Fair AI-STA for Legacy Wi-Fi: Enhancing Sensing and Power Management with Deep Q-Learning
Peini Yi, Wenchi Cheng, Zhanyu Ju, Jingqing Wang, Jinzhe Pan, Yuehui Ouyang, Wei Zhang
TL;DR
The paper tackles fairness and QoS in legacy Wi-Fi networks by introducing an AI-STA that uses Deep Q-Learning to adapt its carrier sensing threshold, receiver sensitivity threshold, and transmit power. It formulates an MDP with a discretized three-dimensional action space and a reward structure that encodes fairness via Jain's coefficient and QoS constraints, then trains a DQN with experience replay and target networks.

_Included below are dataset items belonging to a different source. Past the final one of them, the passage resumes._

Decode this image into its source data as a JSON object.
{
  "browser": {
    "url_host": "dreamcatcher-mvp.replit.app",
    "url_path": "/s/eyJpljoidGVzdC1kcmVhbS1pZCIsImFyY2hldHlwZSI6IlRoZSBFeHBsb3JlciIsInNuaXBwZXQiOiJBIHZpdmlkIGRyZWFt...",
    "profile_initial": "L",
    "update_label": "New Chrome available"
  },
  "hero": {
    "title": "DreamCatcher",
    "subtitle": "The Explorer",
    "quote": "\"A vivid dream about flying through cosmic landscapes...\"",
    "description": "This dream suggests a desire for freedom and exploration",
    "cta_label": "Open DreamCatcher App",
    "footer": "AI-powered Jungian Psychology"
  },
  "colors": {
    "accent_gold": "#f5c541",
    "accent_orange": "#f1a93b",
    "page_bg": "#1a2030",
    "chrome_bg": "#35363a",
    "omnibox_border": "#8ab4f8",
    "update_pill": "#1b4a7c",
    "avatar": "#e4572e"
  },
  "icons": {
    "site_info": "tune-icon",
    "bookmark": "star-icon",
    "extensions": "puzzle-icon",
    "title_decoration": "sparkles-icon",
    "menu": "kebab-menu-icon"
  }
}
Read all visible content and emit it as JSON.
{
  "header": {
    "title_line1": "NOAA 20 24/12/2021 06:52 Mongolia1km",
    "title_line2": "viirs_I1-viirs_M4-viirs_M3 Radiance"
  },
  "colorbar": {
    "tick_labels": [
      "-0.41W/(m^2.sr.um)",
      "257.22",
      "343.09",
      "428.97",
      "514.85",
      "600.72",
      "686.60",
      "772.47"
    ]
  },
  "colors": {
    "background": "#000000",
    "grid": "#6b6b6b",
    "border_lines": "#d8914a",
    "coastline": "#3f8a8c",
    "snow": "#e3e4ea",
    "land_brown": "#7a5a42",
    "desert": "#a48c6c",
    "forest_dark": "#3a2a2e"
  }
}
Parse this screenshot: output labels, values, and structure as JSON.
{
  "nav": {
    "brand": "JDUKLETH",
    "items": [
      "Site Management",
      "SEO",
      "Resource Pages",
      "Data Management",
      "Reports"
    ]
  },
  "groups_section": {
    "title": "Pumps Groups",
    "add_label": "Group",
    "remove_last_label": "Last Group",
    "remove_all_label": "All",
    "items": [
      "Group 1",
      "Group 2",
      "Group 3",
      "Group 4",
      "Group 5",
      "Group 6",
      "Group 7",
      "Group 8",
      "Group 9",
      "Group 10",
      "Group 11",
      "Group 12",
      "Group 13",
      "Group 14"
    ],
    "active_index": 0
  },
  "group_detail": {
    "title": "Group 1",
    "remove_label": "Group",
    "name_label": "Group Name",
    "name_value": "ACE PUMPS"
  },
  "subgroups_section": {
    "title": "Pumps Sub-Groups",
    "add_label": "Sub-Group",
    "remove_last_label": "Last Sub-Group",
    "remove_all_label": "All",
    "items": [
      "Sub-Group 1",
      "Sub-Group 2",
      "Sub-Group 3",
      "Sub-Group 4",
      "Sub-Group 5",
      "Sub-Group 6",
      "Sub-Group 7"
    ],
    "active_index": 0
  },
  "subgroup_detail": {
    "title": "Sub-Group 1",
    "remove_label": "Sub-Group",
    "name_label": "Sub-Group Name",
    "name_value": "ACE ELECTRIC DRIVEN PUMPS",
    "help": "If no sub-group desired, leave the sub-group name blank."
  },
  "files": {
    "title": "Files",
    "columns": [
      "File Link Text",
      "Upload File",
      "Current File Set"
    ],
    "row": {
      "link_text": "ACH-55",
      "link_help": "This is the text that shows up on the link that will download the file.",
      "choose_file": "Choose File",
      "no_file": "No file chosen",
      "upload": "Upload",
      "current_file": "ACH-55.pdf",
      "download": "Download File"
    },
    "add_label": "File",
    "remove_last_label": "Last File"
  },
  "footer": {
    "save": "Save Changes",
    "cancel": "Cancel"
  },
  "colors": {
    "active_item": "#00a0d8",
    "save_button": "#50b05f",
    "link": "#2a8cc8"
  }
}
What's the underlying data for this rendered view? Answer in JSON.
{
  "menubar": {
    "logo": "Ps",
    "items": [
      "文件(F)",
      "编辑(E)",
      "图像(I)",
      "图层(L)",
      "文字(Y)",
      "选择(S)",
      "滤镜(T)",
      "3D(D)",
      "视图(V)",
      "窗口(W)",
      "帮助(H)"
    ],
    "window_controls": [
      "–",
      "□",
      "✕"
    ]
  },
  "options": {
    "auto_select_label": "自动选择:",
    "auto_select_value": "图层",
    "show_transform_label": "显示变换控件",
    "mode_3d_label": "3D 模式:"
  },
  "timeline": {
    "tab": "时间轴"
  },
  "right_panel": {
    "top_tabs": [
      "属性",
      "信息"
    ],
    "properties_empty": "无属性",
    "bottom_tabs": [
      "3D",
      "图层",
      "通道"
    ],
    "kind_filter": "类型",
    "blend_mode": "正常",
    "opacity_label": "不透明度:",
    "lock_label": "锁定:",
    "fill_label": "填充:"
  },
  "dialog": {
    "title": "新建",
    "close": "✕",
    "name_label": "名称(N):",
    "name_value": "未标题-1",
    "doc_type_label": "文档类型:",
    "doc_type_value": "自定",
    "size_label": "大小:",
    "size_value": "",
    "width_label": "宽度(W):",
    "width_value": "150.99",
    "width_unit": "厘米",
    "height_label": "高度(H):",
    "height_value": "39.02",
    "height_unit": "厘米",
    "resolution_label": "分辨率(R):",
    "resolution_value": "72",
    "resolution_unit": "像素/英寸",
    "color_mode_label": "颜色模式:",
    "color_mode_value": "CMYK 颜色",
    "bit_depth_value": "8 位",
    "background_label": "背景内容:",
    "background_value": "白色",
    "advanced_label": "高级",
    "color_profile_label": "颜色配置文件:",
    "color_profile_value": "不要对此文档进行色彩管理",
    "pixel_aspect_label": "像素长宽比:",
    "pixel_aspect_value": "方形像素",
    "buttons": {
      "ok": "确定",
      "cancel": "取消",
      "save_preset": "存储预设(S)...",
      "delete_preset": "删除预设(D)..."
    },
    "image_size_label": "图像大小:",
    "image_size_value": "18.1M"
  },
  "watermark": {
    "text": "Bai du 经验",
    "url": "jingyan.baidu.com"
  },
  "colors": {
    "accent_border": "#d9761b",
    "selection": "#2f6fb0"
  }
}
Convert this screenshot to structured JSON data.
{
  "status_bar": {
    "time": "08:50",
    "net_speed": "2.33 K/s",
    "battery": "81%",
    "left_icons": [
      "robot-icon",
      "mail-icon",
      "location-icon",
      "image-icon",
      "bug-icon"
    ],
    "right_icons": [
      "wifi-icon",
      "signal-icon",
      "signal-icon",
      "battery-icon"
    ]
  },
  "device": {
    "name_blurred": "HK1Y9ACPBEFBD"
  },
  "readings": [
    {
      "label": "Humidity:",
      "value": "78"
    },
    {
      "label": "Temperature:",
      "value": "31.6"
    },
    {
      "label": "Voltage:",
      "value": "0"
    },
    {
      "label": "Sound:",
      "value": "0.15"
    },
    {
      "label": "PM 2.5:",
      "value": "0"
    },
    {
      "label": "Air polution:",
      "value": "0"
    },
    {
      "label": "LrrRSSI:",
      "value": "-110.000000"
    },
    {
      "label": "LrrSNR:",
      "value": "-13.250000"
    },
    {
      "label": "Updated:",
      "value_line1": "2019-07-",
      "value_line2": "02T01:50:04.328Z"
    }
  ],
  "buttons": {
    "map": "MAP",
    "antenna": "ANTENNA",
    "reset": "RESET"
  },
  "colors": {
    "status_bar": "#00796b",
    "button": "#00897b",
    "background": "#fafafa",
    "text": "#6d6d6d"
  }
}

A NAV-based, STA-focused independent fairness metric is proposed to evaluate channel-time sharing, alongside standard QoS metrics (Throughput, Latency, Jitter, Packet Loss) assessed through discrete-event ns-3 simulations. Results indicate that the DQN-based AI-STA can outperform DSC and baseline 802.11ax in fairness and throughput, though delay and jitter can increase due to limited MAC-parameter optimization, underscoring the potential benefits of incorporating additional MAC controls. The work demonstrates a robust framework for AI-driven sensitivity and power management in legacy Wi-Fi environments and highlights avenues for further QoS enhancement through broader MAC parameter optimization.
Abstract
With the increasing complexity of Wi-Fi networks and the iterative evolution of 802.11 protocols, the Carrier Sense Multiple Access with Collision Avoidance (CSMA/CA) protocol faces significant challenges in achieving fair channel access and efficient resource allocation between legacy and modern Wi-Fi devices. To address these challenges, we propose an AI-driven Station (AI-STA) equipped with a Deep Q-Learning (DQN) module that dynamically adjusts its receive sensitivity threshold and transmit power. The AI-STA algorithm aims to maximize fairness in resource allocation while ensuring diverse Quality of Service (QoS) requirements are met. The performance of the AI-STA is evaluated through discrete event simulations in a Wi-Fi network, demonstrating that it outperforms traditional stations in fairness and QoS metrics. Although the AI-STA does not exhibit exceptionally superior performance, it holds significant potential for meeting QoS and fairness requirements with the inclusion of additional MAC parameters. The proposed AI-driven Sensitivity and Power algorithm offers a robust framework for optimizing sensitivity and power control in AI-STA devices within legacy Wi-Fi networks.